Deutschland strebt nach Olympischen Spielen 2036 – mit Steinmeiers Rückhalt
Luka BoucseinDeutschland strebt nach Olympischen Spielen 2036 – mit Steinmeiers Rückhalt
Deutschland erwägt eine Bewerbung um die Austragung der Olympischen Spiele 2036. Bundespräsident Frank-Walter Steinmeier hat sich nun öffentlich hinter die Idee gestellt und damit deutliche politische Unterstützung signalisiert. Die Ankündigung erfolgt zu einem Zeitpunkt, an dem der Deutsche Olympische Sportbund (DOSB) dabei ist, eine Kandidatenstadt für künftige Spiele auszuwählen.
Steinmeiers Rückendeckung kommt, obwohl es zuvor Bedenken wegen der historischen Symbolik einer Austragung im Jahr 2036 gab. Er räumt diese Probleme zwar ein, zeigt sich aber zuversichtlich, dass die Olympischen Spiele erstmals seit München 1972 wieder nach Deutschland zurückkehren könnten. Allerdings bevorzugt er die Jahre 2040 oder 2044 als besser geeignete Termine.

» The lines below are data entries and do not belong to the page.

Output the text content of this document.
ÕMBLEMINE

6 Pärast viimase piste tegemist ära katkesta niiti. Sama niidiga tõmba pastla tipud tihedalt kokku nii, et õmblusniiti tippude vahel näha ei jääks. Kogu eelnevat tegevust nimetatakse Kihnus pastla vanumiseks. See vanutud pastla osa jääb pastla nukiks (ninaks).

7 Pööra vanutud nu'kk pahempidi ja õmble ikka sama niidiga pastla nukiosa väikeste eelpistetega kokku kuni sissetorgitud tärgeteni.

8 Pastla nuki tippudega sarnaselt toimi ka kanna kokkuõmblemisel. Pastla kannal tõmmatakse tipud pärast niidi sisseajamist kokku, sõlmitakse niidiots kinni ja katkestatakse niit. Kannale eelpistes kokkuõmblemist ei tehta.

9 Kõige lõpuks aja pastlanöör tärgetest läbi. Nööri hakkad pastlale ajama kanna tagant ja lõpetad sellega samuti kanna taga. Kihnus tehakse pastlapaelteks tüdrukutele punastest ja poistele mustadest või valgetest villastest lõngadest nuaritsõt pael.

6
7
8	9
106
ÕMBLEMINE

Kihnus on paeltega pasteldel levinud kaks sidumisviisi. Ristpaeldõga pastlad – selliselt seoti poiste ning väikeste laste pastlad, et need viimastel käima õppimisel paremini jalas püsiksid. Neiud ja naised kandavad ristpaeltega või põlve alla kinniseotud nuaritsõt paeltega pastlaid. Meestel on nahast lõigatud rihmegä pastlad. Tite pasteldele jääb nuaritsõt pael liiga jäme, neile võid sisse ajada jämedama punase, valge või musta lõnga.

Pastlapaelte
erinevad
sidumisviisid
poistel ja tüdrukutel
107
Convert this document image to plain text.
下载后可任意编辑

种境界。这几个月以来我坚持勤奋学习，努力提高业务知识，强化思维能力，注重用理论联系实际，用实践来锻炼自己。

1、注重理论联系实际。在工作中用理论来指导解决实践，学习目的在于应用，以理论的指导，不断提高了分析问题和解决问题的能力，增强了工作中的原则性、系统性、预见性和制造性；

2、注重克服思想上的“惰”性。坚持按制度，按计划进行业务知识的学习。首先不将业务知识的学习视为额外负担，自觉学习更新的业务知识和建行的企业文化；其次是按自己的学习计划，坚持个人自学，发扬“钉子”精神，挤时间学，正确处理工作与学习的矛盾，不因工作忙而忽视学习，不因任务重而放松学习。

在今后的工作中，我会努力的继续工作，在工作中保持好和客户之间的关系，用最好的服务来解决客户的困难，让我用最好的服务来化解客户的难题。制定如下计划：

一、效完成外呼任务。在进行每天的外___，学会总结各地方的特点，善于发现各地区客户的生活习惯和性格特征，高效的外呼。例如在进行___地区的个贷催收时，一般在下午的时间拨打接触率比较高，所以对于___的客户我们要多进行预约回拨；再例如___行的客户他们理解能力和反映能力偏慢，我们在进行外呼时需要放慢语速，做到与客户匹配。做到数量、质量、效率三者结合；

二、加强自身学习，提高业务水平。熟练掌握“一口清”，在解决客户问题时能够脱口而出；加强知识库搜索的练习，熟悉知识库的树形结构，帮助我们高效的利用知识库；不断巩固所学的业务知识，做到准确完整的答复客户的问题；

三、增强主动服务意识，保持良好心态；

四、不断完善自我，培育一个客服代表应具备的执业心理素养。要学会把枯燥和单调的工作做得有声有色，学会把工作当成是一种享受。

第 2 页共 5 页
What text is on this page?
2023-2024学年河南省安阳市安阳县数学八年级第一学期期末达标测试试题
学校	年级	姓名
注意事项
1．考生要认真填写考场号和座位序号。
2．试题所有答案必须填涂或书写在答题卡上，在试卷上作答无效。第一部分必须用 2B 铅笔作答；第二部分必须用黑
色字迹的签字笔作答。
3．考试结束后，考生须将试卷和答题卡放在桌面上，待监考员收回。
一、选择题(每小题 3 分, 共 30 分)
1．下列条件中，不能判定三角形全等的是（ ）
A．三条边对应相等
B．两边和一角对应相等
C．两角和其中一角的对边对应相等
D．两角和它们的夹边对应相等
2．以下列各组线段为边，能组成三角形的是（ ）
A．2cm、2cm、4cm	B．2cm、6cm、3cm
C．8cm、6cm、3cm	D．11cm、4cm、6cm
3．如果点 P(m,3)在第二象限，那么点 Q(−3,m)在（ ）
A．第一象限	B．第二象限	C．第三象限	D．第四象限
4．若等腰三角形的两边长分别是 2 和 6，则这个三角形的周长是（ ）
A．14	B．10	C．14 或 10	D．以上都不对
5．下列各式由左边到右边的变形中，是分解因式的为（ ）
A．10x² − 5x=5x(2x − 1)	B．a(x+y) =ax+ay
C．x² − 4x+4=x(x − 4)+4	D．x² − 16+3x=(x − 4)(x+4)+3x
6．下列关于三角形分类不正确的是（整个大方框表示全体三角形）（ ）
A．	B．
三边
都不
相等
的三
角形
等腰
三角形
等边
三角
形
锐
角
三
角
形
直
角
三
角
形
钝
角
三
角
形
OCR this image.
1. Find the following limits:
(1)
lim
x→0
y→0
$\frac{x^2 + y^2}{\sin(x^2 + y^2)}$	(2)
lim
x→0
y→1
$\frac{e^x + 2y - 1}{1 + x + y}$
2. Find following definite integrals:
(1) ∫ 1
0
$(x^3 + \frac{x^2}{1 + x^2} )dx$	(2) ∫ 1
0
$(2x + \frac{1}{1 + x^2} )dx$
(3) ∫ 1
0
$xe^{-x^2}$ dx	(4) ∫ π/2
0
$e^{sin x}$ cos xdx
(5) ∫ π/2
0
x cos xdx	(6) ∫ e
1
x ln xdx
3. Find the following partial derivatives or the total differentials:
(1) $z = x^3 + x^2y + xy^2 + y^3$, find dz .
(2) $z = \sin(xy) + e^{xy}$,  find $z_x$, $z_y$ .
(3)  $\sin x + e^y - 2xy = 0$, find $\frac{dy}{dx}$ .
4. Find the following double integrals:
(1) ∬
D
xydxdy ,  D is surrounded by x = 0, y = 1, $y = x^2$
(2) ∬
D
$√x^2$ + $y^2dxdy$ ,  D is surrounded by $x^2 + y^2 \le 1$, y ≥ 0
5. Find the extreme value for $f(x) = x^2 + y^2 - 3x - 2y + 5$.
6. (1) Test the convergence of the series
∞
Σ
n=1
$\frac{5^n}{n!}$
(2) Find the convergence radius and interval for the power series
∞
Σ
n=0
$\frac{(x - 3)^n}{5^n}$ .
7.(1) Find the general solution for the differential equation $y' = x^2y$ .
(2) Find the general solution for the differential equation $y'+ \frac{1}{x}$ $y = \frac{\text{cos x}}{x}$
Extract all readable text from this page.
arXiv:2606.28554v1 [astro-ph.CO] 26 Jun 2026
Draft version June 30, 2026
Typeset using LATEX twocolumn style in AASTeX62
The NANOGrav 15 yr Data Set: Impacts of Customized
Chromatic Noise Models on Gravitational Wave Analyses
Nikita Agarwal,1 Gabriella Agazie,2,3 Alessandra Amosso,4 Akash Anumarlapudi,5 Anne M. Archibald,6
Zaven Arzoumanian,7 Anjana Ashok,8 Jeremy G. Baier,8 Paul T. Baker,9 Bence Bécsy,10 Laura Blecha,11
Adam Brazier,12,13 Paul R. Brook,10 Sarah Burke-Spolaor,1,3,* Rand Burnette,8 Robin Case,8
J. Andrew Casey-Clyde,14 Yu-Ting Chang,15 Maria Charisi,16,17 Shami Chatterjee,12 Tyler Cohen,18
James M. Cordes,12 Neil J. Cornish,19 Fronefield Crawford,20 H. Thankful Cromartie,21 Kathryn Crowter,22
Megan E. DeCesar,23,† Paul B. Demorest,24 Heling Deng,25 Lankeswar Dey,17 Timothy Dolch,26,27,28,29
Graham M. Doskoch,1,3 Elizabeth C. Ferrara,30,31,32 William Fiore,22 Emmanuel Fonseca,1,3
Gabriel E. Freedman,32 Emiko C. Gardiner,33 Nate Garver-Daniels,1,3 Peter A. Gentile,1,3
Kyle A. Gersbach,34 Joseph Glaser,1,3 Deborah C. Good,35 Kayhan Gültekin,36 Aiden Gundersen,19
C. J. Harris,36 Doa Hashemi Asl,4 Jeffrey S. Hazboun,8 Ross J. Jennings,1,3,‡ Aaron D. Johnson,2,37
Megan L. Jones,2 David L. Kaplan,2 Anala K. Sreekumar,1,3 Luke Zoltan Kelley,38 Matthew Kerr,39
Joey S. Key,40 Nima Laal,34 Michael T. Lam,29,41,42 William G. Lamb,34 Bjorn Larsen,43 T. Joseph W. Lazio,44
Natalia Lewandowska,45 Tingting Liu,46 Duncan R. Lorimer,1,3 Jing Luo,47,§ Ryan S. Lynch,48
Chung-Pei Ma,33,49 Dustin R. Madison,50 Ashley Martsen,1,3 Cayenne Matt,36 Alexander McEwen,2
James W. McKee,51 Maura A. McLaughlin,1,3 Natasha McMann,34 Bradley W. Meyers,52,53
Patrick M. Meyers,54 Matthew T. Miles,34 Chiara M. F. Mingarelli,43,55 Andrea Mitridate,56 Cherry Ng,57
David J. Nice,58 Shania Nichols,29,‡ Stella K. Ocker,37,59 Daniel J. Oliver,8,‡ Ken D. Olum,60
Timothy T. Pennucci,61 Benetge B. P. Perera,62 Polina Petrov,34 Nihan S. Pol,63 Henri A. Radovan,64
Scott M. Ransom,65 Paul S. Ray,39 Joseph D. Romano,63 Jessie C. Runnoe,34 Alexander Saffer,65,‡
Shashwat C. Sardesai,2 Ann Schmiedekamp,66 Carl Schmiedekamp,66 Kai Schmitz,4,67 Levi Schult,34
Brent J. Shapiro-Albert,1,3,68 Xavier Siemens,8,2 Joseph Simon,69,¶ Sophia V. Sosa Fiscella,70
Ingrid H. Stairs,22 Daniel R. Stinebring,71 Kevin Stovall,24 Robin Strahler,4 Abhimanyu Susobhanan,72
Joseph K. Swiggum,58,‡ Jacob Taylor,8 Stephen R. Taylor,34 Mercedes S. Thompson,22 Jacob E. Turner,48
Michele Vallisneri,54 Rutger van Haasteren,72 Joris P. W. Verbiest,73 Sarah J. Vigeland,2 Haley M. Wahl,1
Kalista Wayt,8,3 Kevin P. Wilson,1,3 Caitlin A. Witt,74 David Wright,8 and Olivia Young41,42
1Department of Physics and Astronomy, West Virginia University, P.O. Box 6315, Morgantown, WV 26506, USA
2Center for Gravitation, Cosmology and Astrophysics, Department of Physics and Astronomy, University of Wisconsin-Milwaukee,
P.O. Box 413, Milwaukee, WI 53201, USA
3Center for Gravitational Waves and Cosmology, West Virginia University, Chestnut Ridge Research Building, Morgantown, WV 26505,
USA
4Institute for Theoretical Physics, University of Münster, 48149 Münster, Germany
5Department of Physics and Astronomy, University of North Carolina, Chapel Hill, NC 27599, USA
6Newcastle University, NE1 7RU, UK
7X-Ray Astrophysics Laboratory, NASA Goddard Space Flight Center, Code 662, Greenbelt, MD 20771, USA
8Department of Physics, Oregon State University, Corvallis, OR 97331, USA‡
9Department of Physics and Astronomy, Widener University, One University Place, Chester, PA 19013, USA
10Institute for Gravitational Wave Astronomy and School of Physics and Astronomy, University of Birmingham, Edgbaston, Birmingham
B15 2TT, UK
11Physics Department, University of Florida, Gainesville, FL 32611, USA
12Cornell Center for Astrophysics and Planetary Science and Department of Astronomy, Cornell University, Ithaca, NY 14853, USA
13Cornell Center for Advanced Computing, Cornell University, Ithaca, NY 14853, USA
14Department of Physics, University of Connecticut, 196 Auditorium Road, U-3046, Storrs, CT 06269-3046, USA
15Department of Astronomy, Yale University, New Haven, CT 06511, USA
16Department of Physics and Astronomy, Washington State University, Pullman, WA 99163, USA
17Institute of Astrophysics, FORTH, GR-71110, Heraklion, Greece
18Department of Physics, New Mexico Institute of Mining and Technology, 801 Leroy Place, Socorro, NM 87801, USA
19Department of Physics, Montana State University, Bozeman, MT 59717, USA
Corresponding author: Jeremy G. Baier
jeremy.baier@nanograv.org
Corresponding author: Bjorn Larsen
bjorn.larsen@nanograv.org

Otto Fricke, Präsident des DOSB, begrüßte Steinmeiers Unterstützung. Er betonte, dass der deutsche Sport die Bedeutung des Jahres 2036 verantwortungsvoll angehen werde – unabhängig davon, ob die Spiele dann in Deutschland stattfinden. Der DOSB wird am 26. September 2026 über Bewerberstädte für die Spiele 2036, 2040 und 2044 entscheiden.
Der Vorstoß für eine deutsche Kandidatur erfolgt vor dem Hintergrund wachsender Zweifel an Katar als Favorit für 2036. Andauernde Konflikte, darunter der Iran-Krieg und jüngste Angriffe auf das Land, haben Fragen nach dessen Fähigkeit zur Austragung aufgeworfen.
Die Entscheidung des DOSB im Jahr 2026 wird die olympischen Ambitionen Deutschlands für die nächsten zwei Jahrzehnte prägen. Steinmeiers Unterstützung verleiht der Bewerbung politisches Gewicht, während sich verschiebende internationale Rahmenbedingungen neue Chancen eröffnen könnten. Die endgültige Wahl wird zeigen, ob Deutschland sich auf 2036 konzentriert oder stattdessen spätere Ausgaben ins Auge fasst.